Danke für die Hilfe!

Lukas

PS. Mir fällt gerade auf, dass ich keinen Anhang mit schicken kann. Auf dem Bild ist ein 25 Poliges Kabel (M/W) zu sehen.


----------



## Cliteater (23. November 2003)

die spannung am paralellport reicht dir nie aus um eine led zum leuchten zu bringen, und wenn, dann nur sehr schwach. du brauchst dazu eine zusätzliche spannungsversorgung. 
mehr kann ich dir leider auch nicht helfen, aber es dürfte anleitungen zu genüge geben im i-net -> google

mfg


----------



## chibisuke (23. November 2003)

*ROFL* der war gut....

Bitte, das LPT port arbeitet mit TTL Pegeln! Das sind 5V

Und nun behauptest du eine LED die 1.5 - 2V braucht kann nicht an 5V betrieben werden? Informier dich erstmal bevor du hier blödsinn verzapfst und dir womöglich jemand der sich nicht auskennt den blödsinn auch noch abkauft weil er denkt du hast ahnung...

Zu deiner information:

TTL Spezifikation: Werte von 0 - 0.5V ergeben LOW, werte von 4.5 - 5.5V ergeben HIGH.
LED: Light Emitting Diode, die notwendige spannung zum überwinden der grenzschicht beträgt etwa 0.7-0.8V... die spannung bei der das bauteil zerstört wird liegt bei 1.8 - 2.3V. Diese angaben können je nach diodentyp und farbe variieren.
so und nun sag mir wiso ein HIGH nicht ausreichen sollte um die grenzschicht der diode zu überwinden...im gegenteil, die spannung liegt sogar über der durchbruchspannung, daher auch der vorwiderstand... wird kein vorwiderstand benutzt leidet die diode dauerhafte schäden am kristallgitter, und ist ireversibel zerstört...

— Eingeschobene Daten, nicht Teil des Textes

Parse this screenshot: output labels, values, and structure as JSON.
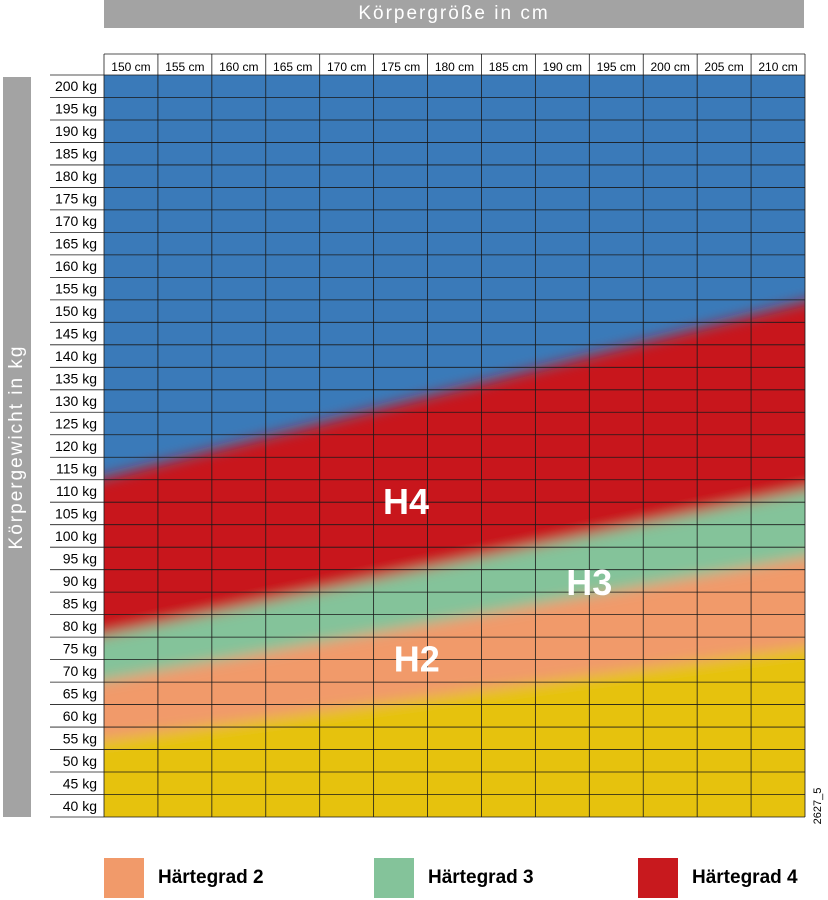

Flachbandkabel: ja genau die die auch bei IDE kabeln und so weiter benutzt wird, die sind am leichtesten zu befestigen an den D-Sub steckern der D-Sub stecker is das gegenstück zu dem LPT stecker... die gibts für n paar kröten im elektronik handel... oder du schlachtest n alten PC aus und benutzt den COM2 stecker...

der nachteil von fertigen kabeln die man aufschneidet ist das man die pinbelegung nicht kennt, und sich dementsprechend zuerst die pins mit durchgangsprüfer raus messen muss


----------



## blubber (23. November 2003)

chibisuke, du hast von Digitaltechnik ungefähr genau so viel Ahnung wie meine Oma von Mikroprozessoren. Cliteater hat sich zwar etwas falsch ausgedrückt, vom Prinzip her aber Recht. Hast du dich schonmal darüber informiert, wieviel Strom du aus einem TTL Gatter ziehen kannst? Auf den Strom kommt es in erster Linie nämlich an, denn wenn du den Ausgang belastest, sind deine hochgepriesenen 5 V schneller im Keller als du schauen kannst, und dann bin ich mal gespannt, wie du die LED zum leuchten bringen willst. Also bevor du mit irgendwelchen tollen Spezialbegriffen wie kristallgitter etc um dich wirfst, informier DU dich bitte, Fachwissen bedeutet nicht, dass man aus einem Tabellenbuch irgendwelche tollen Spannungspegel raussucht und postet. Macht es lukasS nach deiner Anleitung, schrottet er höchstens seinen Ausgang, mehr auch net. (Bin mal gespannt, wann dein RISC Prozessor das Zeitliche segnet)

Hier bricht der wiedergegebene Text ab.